Stark County BOE Stands By Recommendation To Buy Dominion Voting Machines
Stark County election officials are defending their recommendation to purchase new voting machines from Dominion Voting Systems, the company targeted by false claims of voter fraud and election interference in late 2020.
County commissioners received an unprecedented number of calls and emails criticizing the choice, Commissioner Bill Smith said.
“This response from the public has far exceeded the response any of us has ever received on any topic to come before our board,” Smith said.
The commissioners, in turn, had extensive questions for the Stark County Board of Elections – which they said were as much about Dominion and as the lack of communication from the BOE regarding its decision-making process, as well as concerns about the production, assembly and reliability of the machines
“Today’s work session is not taking place because a specific vendor of voting equipment has been recommended,” Smith said. “A work session regarding the vetting and purchasing process of the new voting system would take place no matter who the vendor was.”
The county’s current voting machines were purchased used in 2013 after a warehouse collapse took out the previous machines, said BOE Chairman Sam Ferruccio. Those machines are not having problems yet, he said, but finding spare parts is more difficult.
The BOE has been aware of a need to update the machines for a few years, he said, and surveyed several possible vendors. Dominion is the best option for the county’s needs, Ferruccio said.
“This particular company has done a great job. We have a great partnership with them,” Ferruccio said. “They did give us a good price, and it’s a vetted product that I’m comfortable with. It took several months of looking at different systems.”
Some of the existing machines were built by Dominion and the BOE hasn’t had any difficulties with them, said BOE Director Jeff Matthews. Current misinformation around Dominion is “absurd,” he said, and the work of politicians who value their careers over the democratic process.
“There has never been an instance where the vote that was cast on the voter-verified paper audit trail did not match the results on the tabulation report,” Matthews said. “This is trusted equipment.”
Commissioner Janet Weir Creighton said that raises questions as to why Dominion is only used in 11 of Ohio’s 88 counties.

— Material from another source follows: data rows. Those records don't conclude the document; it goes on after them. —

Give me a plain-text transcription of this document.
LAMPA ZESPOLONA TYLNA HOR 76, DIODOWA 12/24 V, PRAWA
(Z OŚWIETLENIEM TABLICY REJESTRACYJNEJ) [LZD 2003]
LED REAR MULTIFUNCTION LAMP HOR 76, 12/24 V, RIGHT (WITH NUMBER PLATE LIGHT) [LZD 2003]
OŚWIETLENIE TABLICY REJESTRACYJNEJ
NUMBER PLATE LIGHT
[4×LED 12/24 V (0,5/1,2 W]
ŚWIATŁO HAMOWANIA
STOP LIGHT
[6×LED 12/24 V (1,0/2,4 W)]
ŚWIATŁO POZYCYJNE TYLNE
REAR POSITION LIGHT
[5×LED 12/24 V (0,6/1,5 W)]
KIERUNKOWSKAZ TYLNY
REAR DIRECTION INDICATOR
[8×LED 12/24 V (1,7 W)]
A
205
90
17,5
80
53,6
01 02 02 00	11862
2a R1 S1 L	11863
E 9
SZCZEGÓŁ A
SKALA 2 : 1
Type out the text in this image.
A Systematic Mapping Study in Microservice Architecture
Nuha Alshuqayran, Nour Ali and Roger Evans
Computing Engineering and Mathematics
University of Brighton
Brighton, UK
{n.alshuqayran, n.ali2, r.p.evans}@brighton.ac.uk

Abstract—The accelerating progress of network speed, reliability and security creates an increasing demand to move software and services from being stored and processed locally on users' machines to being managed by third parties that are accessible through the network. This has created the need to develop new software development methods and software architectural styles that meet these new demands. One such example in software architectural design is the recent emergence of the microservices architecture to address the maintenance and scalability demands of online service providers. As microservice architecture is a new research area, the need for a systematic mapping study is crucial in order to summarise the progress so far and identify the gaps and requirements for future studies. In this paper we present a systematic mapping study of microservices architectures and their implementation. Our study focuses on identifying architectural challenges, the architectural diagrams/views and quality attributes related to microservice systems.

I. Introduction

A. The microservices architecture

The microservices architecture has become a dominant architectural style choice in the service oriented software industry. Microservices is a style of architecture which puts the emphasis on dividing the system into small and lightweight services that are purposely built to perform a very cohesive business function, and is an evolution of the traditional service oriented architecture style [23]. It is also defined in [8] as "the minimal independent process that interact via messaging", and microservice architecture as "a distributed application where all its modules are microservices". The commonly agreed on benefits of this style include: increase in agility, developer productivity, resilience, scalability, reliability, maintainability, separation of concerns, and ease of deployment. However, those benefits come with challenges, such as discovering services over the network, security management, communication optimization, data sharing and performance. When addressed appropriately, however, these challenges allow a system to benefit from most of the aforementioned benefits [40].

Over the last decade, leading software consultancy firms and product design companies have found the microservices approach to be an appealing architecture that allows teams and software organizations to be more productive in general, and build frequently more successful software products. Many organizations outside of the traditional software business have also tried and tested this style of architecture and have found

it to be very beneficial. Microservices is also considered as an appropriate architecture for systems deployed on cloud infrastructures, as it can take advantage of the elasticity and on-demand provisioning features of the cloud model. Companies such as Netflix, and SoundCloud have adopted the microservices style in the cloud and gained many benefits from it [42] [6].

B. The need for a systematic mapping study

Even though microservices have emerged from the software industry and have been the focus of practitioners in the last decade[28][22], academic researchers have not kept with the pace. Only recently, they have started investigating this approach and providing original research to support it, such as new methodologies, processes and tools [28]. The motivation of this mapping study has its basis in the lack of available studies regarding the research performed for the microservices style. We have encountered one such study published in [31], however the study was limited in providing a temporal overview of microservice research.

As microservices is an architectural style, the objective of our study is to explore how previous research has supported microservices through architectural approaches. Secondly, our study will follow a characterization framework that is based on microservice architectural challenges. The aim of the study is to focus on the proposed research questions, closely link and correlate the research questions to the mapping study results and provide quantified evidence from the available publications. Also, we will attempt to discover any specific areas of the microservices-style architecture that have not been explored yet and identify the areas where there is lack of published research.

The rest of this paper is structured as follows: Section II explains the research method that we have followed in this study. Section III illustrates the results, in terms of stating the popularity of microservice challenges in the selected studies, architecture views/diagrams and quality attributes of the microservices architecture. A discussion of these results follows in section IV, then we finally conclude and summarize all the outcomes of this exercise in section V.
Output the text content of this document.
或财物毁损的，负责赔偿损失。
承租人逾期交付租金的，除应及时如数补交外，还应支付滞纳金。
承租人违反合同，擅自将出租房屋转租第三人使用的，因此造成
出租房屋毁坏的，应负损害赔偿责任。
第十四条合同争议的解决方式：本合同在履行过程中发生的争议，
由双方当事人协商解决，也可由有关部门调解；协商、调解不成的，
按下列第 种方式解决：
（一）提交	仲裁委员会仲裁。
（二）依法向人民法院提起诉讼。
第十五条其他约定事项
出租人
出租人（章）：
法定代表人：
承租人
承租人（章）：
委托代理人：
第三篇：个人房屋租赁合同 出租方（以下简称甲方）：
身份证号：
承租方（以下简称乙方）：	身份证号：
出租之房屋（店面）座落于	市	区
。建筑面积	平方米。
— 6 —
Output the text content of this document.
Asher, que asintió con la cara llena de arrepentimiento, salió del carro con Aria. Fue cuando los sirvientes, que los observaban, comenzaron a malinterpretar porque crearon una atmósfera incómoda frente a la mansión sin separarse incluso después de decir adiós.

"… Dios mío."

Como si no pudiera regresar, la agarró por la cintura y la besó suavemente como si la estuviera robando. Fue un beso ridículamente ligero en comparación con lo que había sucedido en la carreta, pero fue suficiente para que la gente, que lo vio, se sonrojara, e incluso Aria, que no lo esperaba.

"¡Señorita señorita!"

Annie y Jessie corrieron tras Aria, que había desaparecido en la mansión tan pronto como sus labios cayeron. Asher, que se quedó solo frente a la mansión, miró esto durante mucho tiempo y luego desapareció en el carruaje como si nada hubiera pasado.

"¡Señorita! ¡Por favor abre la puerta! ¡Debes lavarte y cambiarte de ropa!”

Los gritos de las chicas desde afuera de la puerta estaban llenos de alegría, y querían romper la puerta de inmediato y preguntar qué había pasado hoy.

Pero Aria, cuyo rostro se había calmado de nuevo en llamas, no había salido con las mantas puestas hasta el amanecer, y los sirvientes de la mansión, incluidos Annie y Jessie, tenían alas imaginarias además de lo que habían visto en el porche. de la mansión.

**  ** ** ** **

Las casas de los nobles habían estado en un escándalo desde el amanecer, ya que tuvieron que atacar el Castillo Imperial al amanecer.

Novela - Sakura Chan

“If Dominion is the best, I guess I’m just puzzled as to why they’re not in more counties,” Creighton said.
“I don’t think that’s a meaningful thing. I don’t,” Matthews said.
The decision to use different voting machines varies from county to county based, on individual needs, Matthews said. For Stark County, Dominion is the preferred option, he said.
Only two vendors, Dominion and Election Systems and Software, offer a touch screen or the direct recording electronic method preferred by the Board of Elections, Matthews said. And of the two vendors, the county has a better working relationship with Dominion.
Dominion also offered a better price for the machines, he said, including more than $1.74 million in trade-in value for the current machines.
Stark County commissioners criticized the BOE for not communicating about the process of vetting vendors. It began in 2018, when the state started offering funding to counties for replacing voting systems. Commissioners were invited to a few meetings in late 2018 for vendor demonstrations, Smith said, but that was it.
“After those vendor demonstrations in 2018, all communications of the Board of Elections regarding the process of choosing a new voting system stopped,” Smith said.
Budget appropriation requests and other routine communications acknowledged the need to replace the machines, Matthews said.
“There was communication between the two offices,” Matthews said. “In the budget requests, in any budget hearings, we talked about when we were going to do it.”
Price estimates for the two vendors were delivered some time in 2019, he said, but the BOE opted to wait to see how the new systems worked for other counties. Election officials checked back to see if prices had changed in late 2020, he said, and voted to recommend Dominion in December 2020.
“You might recall,  was a little busy for us. I mean, it was insane,” Matthews said. “Would I have preferred to have started that a little earlier in the year? Sure. I think everyone would.”
The county commissioners still need to approve the purchase.